Lake in Ontario, Canada

McKenzie Lake (lac McKenzie) is a lake in South Algonquin, Nipissing District and Hastings Highlands, Hastings County in Ontario, Canada. It is in the Saint Lawrence River drainage basin, is part of the Madawaska River river system, and lies about 14 km south of the community of Madawaska and a similar distance north of the small town of Maynooth. The settlement of McKenzie Lake is on the north shore of the lake.

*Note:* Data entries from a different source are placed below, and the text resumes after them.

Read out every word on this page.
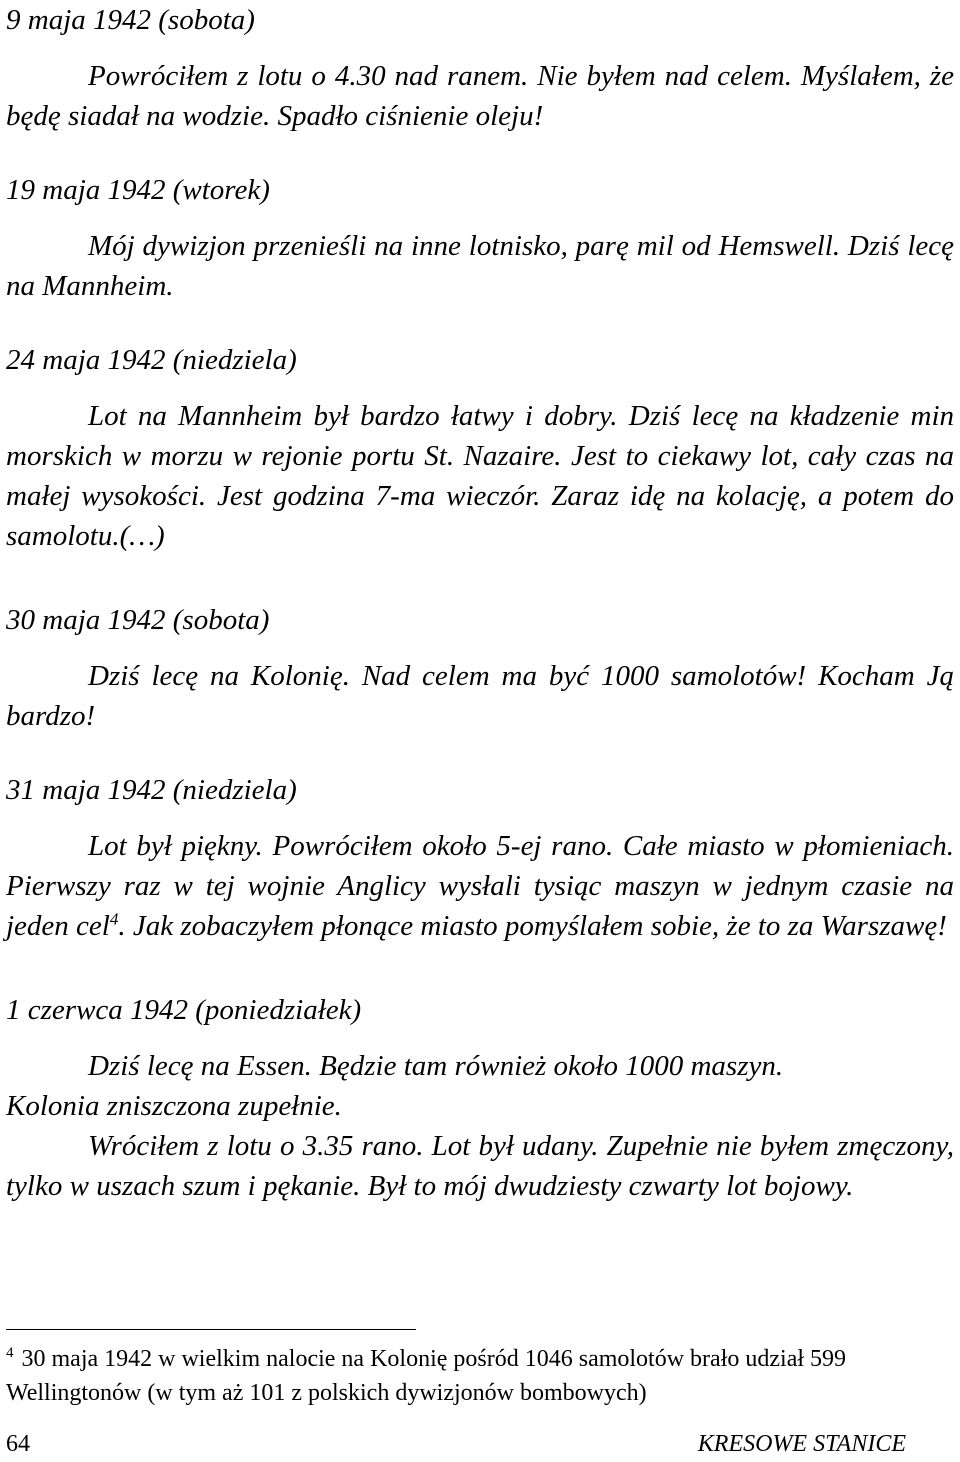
9 maja 1942 (sobota)

Powróciłem z lotu o 4.30 nad ranem. Nie byłem nad celem. Myślałem, że będę siadał na wodzie. Spadło ciśnienie oleju!

19 maja 1942 (wtorek)

Mój dywizjon przenieśli na inne lotnisko, parę mil od Hemswell. Dziś lecę na Mannheim.

24 maja 1942 (niedziela)

Lot na Mannheim był bardzo łatwy i dobry. Dziś lecę na kładzenie min morskich w morzu w rejonie portu St. Nazaire. Jest to ciekawy lot, cały czas na małej wysokości. Jest godzina 7-ma wieczór. Zaraz idę na kolację, a potem do samolotu.(…)

30 maja 1942 (sobota)

Dziś lecę na Kolonię. Nad celem ma być 1000 samolotów! Kocham Ją bardzo!

31 maja 1942 (niedziela)

Lot był piękny. Powróciłem około 5-ej rano. Całe miasto w płomieniach. Pierwszy raz w tej wojnie Anglicy wysłali tysiąc maszyn w jednym czasie na jeden cel$^4$. Jak zobaczyłem płonące miasto pomyślałem sobie, że to za Warszawę!

1 czerwca 1942 (poniedziałek)

Dziś lecę na Essen. Będzie tam również około 1000 maszyn.

Kolonia zniszczona zupełnie.

Wróciłem z lotu o 3.35 rano. Lot był udany. Zupełnie nie byłem zmęczony, tylko w uszach szum i pękanie. Był to mój dwudziesty czwarty lot bojowy.

$^4$ 30 maja 1942 w wielkim nalocie na Kolonię pośród 1046 samolotów brało udział 599 Wellingtonów (w tym aż 101 z polskich dywizjonów bombowych)

64	KRESOWE STANICE
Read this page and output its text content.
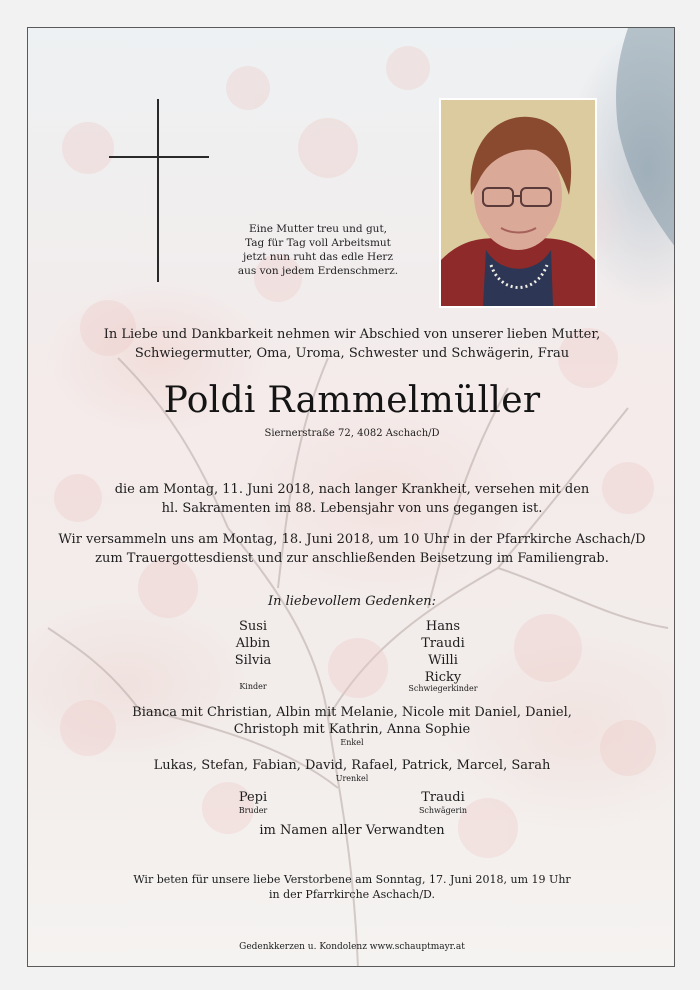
Eine Mutter treu und gut,
Tag für Tag voll Arbeitsmut
jetzt nun ruht das edle Herz
aus von jedem Erdenschmerz.
In Liebe und Dankbarkeit nehmen wir Abschied von unserer lieben Mutter,
Schwiegermutter, Oma, Uroma, Schwester und Schwägerin, Frau
Poldi Rammelmüller
Siernerstraße 72, 4082 Aschach/D
die am Montag, 11. Juni 2018, nach langer Krankheit, versehen mit den
hl. Sakramenten im 88. Lebensjahr von uns gegangen ist.
Wir versammeln uns am Montag, 18. Juni 2018, um 10 Uhr in der Pfarrkirche Aschach/D
zum Trauergottesdienst und zur anschließenden Beisetzung im Familiengrab.
In liebevollem Gedenken:
Susi
Albin
Silvia
Kinder
Hans
Traudi
Willi
Ricky
Schwiegerkinder
Bianca mit Christian, Albin mit Melanie, Nicole mit Daniel, Daniel,
Christoph mit Kathrin, Anna Sophie
Enkel
Lukas, Stefan, Fabian, David, Rafael, Patrick, Marcel, Sarah
Urenkel
Pepi
Bruder
Traudi
Schwägerin
im Namen aller Verwandten
Wir beten für unsere liebe Verstorbene am Sonntag, 17. Juni 2018, um 19 Uhr
in der Pfarrkirche Aschach/D.
Gedenkkerzen u. Kondolenz www.schauptmayr.at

McKenzie Lake is about 3.5 km long and 1.1 km wide and lies at an elevation of 395 m. It is roughly L-shaped, with the long axis running south-southwest to north-northeast, and the smaller extension running to about 1.5 km to the south off the western end. The lake is almost entirely in South Algonquin, Nipissing District, except for the southwestern tip, which is in Hastings Highlands, Hastings County, and thus straddles the traditional boundary between northern and southern Ontario, more specifically Nipissing District in Northeastern Ontario and Hastings County in Central Ontario.

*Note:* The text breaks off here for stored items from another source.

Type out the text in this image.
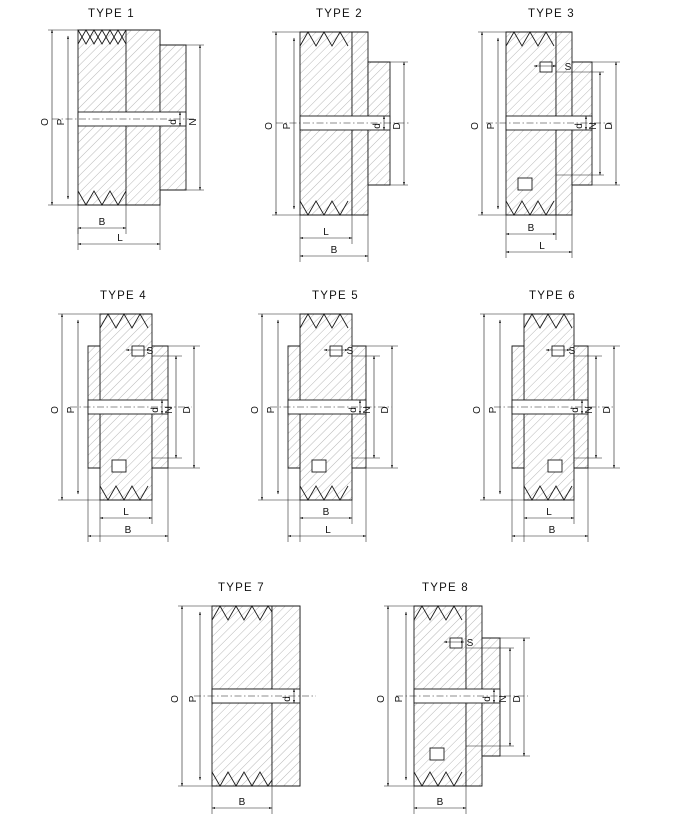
O P	d N
B
L
O P	d D
L
B
O P
S
d N D
B
L
O P
S
d N D
L
B
O P
S
d N D
B
L
O P
S
d N D
L
B
O P	d
B
O P
S
d N D
B
TYPE 1	TYPE 2	TYPE 3
TYPE 4	TYPE 5	TYPE 6
TYPE 7	TYPE 8
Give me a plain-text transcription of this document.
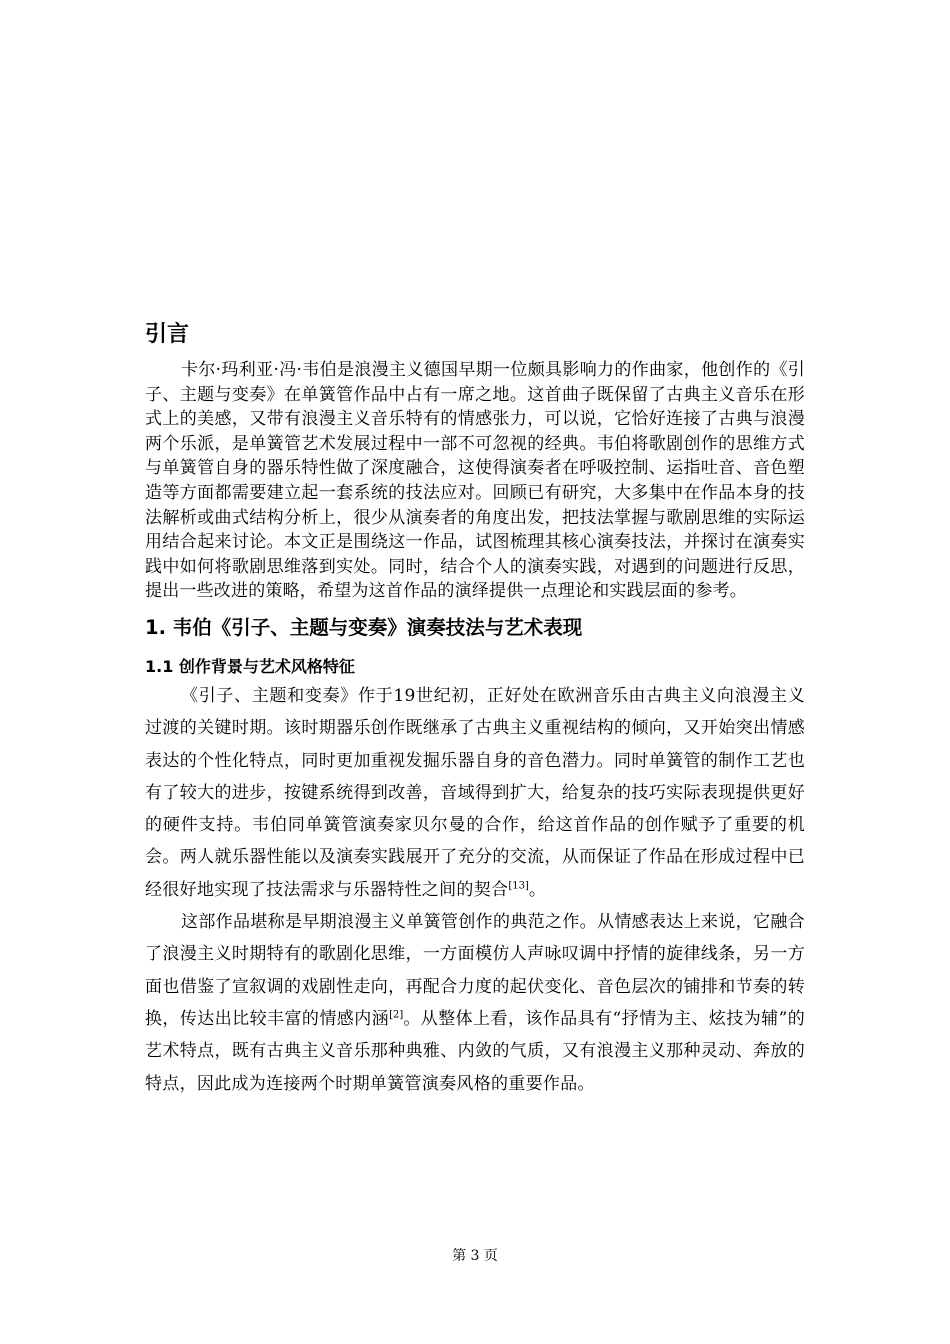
引言

卡尔·玛利亚·冯·韦伯是浪漫主义德国早期一位颇具影响力的作曲家，他创作的《引子、主题与变奏》在单簧管作品中占有一席之地。这首曲子既保留了古典主义音乐在形式上的美感，又带有浪漫主义音乐特有的情感张力，可以说，它恰好连接了古典与浪漫两个乐派，是单簧管艺术发展过程中一部不可忽视的经典。韦伯将歌剧创作的思维方式与单簧管自身的器乐特性做了深度融合，这使得演奏者在呼吸控制、运指吐音、音色塑造等方面都需要建立起一套系统的技法应对。回顾已有研究，大多集中在作品本身的技法解析或曲式结构分析上，很少从演奏者的角度出发，把技法掌握与歌剧思维的实际运用结合起来讨论。本文正是围绕这一作品，试图梳理其核心演奏技法，并探讨在演奏实践中如何将歌剧思维落到实处。同时，结合个人的演奏实践，对遇到的问题进行反思，提出一些改进的策略，希望为这首作品的演绎提供一点理论和实践层面的参考。

1. 韦伯《引子、主题与变奏》演奏技法与艺术表现
1.1 创作背景与艺术风格特征

《引子、主题和变奏》作于19世纪初，正好处在欧洲音乐由古典主义向浪漫主义过渡的关键时期。该时期器乐创作既继承了古典主义重视结构的倾向，又开始突出情感表达的个性化特点，同时更加重视发掘乐器自身的音色潜力。同时单簧管的制作工艺也有了较大的进步，按键系统得到改善，音域得到扩大，给复杂的技巧实际表现提供更好的硬件支持。韦伯同单簧管演奏家贝尔曼的合作，给这首作品的创作赋予了重要的机会。两人就乐器性能以及演奏实践展开了充分的交流，从而保证了作品在形成过程中已经很好地实现了技法需求与乐器特性之间的契合[13]。

这部作品堪称是早期浪漫主义单簧管创作的典范之作。从情感表达上来说，它融合了浪漫主义时期特有的歌剧化思维，一方面模仿人声咏叹调中抒情的旋律线条，另一方面也借鉴了宣叙调的戏剧性走向，再配合力度的起伏变化、音色层次的铺排和节奏的转换，传达出比较丰富的情感内涵[2]。从整体上看，该作品具有“抒情为主、炫技为辅”的艺术特点，既有古典主义音乐那种典雅、内敛的气质，又有浪漫主义那种灵动、奔放的特点，因此成为连接两个时期单簧管演奏风格的重要作品。

第 3 页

The primary inflow is Moore Creek at the east, arriving from the direction of Cross Lake, with another unnamed inflow at the west; there are several other secondary unnamed inflows, including one at the south arriving from North Chainy Lake, one at the extreme southern tip of the lake from the direction of Lake St. Peter, and another arriving at the northeast from Turf Lake. The primary outflow, at the northern tip of the lake, is also Moore Creek, which heads north towards Moore Lake, and then flows via the Madawaska River and the Ottawa River to the Saint Lawrence River.

The shore of the southwestern tip of the lake is part of Lake St. Peter Provincial Park, but none of the lake itself.